“Those who contemplate the beauty of the earth find reserves of strength that will endure as long as life lasts. There is something infinitely healing in the repeated refrains of nature – the assurance that dawn comes after night, and spring after winter.” ~Rachel Carson, Silent Spring
Although we in north central Georgia haven’t experienced a winter as harsh as most other regions of the United States, we still celebrate its end as we welcome spring. This season of renewal is a time for the reminder or the realization of our connection to the Earth, and a time for connecting to the Earth’s power to nurture and support life. Spring is a time for performing the ritual of faith that is exemplified in the planting of a seed. In no undertaking is this power more evident than in that simple act.

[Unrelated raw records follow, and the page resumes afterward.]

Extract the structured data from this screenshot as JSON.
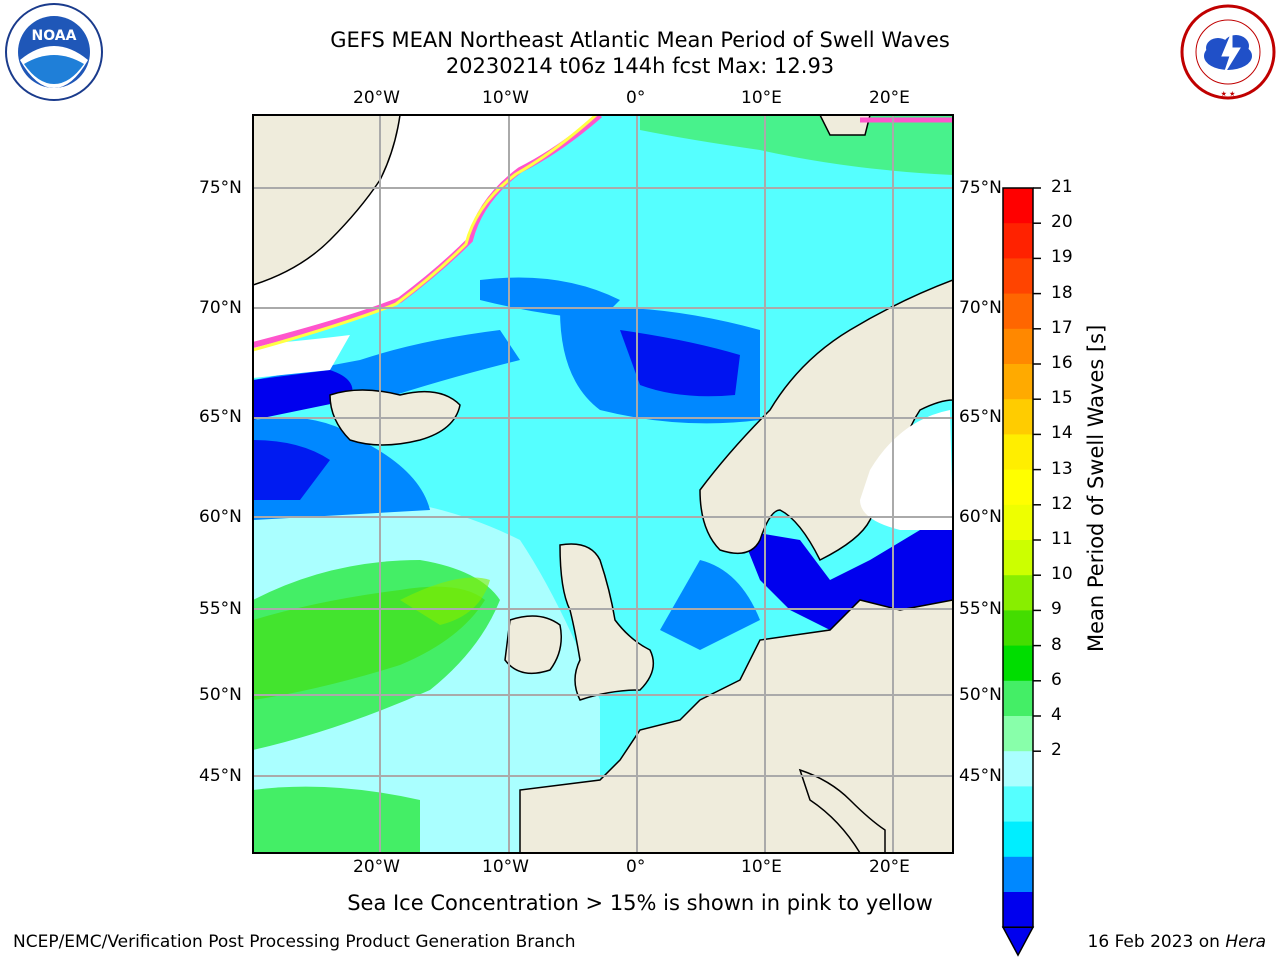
{
  "header": {
    "title_line1": "GEFS MEAN Northeast Atlantic Mean Period of Swell Waves",
    "title_line2": "20230214 t06z 144h fcst   Max: 12.93"
  },
  "logos": {
    "left": {
      "name": "noaa-logo",
      "text": "NOAA",
      "ring_text": "NATIONAL OCEANIC AND ATMOSPHERIC ADMINISTRATION · U.S. DEPARTMENT OF COMMERCE"
    },
    "right": {
      "name": "nws-logo",
      "ring_text": "NATIONAL WEATHER SERVICE"
    }
  },
  "map": {
    "lon_labels": [
      "20°W",
      "10°W",
      "0°",
      "10°E",
      "20°E"
    ],
    "lat_labels": [
      "75°N",
      "70°N",
      "65°N",
      "60°N",
      "55°N",
      "50°N",
      "45°N"
    ],
    "land_color": "#efecdc",
    "ice_note": "Sea Ice Concentration > 15% is shown in pink to yellow"
  },
  "colorbar": {
    "title": "Mean Period of Swell Waves [s]",
    "ticks": [
      "21",
      "20",
      "19",
      "18",
      "17",
      "16",
      "15",
      "14",
      "13",
      "12",
      "11",
      "10",
      "9",
      "8",
      "6",
      "4",
      "2"
    ],
    "colors": [
      "#ff0000",
      "#ff2200",
      "#ff4400",
      "#ff6600",
      "#ff8800",
      "#ffaa00",
      "#ffcc00",
      "#ffee00",
      "#ffff00",
      "#eeff00",
      "#ccff00",
      "#88ee00",
      "#44dd00",
      "#00dd00",
      "#44ee66",
      "#88ffaa",
      "#aaffff",
      "#55ffff",
      "#00eeff",
      "#0088ff",
      "#0000ee"
    ]
  },
  "footer": {
    "left": "NCEP/EMC/Verification Post Processing Product Generation Branch",
    "right_date": "16 Feb 2023 on ",
    "right_host": "Hera"
  }
}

The Earth herself is a container for new growth and new beginnings. Just as the Earth’s potential to bring forth life has lain dormant throughout the winter, the seed carries within it, dormant, the potential for growth. About 12,000 years ago, when a human being first planted a seed, that person was taking a leap of faith and distinctly exhibiting an ardent hope for the future. Today, anyone who cares for the environment and works in furtherance of its protection is proudly embracing that same hope. We assume our role as stewards of the Earth bolstered by the faith of a long line of our ancestors back to those first “gardeners”; with respect and appreciation for what the Earth bestows on us, and knowledge of our responsibility to her.
Cradled by her seasons, healed by her rhythms, comforted by her repeated refrains… Our impassioned dedication to the Earth and the spirituality of environmentalism feeds our souls. Acts of faith – leaps of faith – make perfect sense when you possess those “reserves of strength” of which Rachel Carson wrote.